Mykola Ridnyi, ‘Grey Horses’, 2016, video still

It seems appropriate to describe this manifesting as a gesture of becoming-animal, as understood by Deleuze and Guattari. As the philosopher and political theorist Brian Massumi aptly states, such becoming always comes from the urgent existential need “to quit the human arena and reclaim animal existential territory.”[5] Like a howl, or horse neigh, escaping from the tight human world occurs because of a strong affect that is more than just an individual emotion. Such an affect, as Massumi admits, appears in the “style” of the gesture of becoming-animal.[6] In the case of Grey Horses, this style is a prudent anxiety or minimalist apprehension, provoked (1) by the mentioned method of desynchronised plot and audiovisual materials, combined with (2) variegated depicted objects and “floating” montage, where each shot changes imperceptibly. This minimalist apprehension constitutes a gesture of becoming-horse, the “horseness” of the Grey Horses itself. A gesture that forms political, social and economic uncertainty with its relentless and rhythmic gallop, which is a characteristic not only of the turbulent beginning of the twentieth century, but according to Mykola Ridnyi, of today as well.

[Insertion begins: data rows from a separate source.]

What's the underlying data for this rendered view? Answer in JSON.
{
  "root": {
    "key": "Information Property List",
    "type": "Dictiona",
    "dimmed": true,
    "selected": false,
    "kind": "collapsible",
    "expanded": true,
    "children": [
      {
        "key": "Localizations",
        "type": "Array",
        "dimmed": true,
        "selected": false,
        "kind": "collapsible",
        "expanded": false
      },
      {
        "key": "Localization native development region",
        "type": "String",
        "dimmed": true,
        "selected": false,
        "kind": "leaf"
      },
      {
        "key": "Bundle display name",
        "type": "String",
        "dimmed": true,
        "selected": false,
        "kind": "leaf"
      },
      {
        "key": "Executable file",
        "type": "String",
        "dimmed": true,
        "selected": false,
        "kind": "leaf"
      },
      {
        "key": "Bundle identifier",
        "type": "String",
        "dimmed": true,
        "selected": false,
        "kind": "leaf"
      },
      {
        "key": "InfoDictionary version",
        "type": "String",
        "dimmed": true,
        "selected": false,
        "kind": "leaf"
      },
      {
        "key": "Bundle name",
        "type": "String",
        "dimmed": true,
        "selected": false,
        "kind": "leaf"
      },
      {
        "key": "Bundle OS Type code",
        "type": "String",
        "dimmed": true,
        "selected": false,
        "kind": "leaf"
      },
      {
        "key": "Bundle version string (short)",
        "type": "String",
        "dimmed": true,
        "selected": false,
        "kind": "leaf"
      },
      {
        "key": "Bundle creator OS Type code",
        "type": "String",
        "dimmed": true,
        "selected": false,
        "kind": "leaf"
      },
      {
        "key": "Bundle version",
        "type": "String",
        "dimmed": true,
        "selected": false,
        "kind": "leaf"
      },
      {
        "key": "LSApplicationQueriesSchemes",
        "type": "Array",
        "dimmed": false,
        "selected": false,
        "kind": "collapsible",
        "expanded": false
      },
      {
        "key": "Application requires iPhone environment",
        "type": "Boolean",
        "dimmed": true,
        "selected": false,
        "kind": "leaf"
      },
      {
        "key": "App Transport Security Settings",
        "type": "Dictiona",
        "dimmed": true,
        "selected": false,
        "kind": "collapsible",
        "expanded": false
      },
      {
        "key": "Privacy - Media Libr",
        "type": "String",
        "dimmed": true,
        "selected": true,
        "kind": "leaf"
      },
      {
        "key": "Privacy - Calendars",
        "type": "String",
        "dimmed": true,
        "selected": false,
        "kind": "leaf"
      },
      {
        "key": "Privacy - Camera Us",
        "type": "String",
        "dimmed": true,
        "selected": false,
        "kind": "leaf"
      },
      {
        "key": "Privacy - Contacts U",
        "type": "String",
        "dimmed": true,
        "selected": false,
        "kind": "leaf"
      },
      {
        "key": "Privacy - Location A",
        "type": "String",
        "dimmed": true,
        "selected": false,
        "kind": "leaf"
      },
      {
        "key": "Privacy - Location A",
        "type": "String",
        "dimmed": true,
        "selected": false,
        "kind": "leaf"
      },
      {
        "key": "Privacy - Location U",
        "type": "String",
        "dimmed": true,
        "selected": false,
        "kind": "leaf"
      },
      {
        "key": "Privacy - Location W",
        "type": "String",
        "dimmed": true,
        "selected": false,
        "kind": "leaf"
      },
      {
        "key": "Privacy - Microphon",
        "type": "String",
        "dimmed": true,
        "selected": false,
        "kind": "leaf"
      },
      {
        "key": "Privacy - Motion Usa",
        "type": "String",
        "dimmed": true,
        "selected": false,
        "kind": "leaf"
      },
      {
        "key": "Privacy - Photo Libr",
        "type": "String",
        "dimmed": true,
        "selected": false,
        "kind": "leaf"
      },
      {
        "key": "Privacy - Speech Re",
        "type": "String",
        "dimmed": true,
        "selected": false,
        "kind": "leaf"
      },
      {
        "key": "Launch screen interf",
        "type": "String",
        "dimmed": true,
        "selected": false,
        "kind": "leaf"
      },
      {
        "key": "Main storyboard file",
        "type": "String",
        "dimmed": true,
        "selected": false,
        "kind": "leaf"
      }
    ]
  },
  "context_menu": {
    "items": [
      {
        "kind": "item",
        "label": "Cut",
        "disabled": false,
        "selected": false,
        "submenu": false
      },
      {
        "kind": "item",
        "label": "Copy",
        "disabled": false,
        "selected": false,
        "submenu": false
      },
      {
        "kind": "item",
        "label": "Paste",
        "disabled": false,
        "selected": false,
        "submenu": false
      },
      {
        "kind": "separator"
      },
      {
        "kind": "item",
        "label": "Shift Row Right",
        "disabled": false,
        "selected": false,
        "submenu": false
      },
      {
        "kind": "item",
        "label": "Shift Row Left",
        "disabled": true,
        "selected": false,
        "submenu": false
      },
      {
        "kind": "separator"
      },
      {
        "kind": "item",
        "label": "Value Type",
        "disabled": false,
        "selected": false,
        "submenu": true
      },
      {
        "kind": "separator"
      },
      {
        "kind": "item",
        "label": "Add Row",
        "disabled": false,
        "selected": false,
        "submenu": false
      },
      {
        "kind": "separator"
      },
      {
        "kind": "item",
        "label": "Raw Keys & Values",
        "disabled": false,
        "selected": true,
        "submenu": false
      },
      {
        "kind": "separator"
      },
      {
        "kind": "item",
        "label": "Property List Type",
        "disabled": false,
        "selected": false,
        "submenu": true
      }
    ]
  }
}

The noise of this gesture is manifested in its fundamental inconsistency with the protocol. But, can this “horseness” have political consequences? Isn’t it just escapism? Massumi emphasizes that the politics of becoming-animal begins when the gesture of becoming  itself  becomes the creation of new existential territories, new rhythms, where the future people, still unknown, appear.[7] Such kinds of people do not correspond to either ethnic groups or national political projects, but are  an uncentered multiplicity. It seems that the images of anarchists and workers in Grey Horses‘ are not accidental: training in throwing improvised explosives forms new rhythms, posters of protests and rules of coexistence in a squat are also new protocols, right? It may be an escape, but in the meantime a weapon is being sought[8].


[1] Steyerl H. 2017. Duty Free Art: Art in the Age of Planetary Civil War. London: Verso, P. 31.

[2] Ibid, P. 32.

[3] Deleuze G. 1986. Cinema 1: The Movement-Image. Minneapolis: University of Minnesota Press. P. 87-101.

[4] Подорога В. 2010. Число массы: Сергей Эйзенштейн, насилие и кинематограф. // Апология политического. Москва: Издательский дом ВШЭ. С. 53-62.

[5] There is no naive romantist vision of bestiality at all. Becoming-animal is a gesturing integral animal which may have a potential of deactivating the Renaissance project of Humanity; Massumi B. 2014. What Animals Teach Us about Politics. London: Duke University Press, P. 55.

[6] Ibid, P. 56-59.

[7] Ibid, P. 63-64. Reference should be made to Gilles Deleuze’s fine concept of the missing people, who may be invented by cinema: Deleuze G. 1986. Cinema 2: The Time-Image. Minneapolis: University of Minnesota Press, P. 215-224.

[8] Deleuze, Gilles, and Félix Guattari. 1987. A Thousand Plateaus. Minneapolis: University of Minneapolis Press.,P. 204.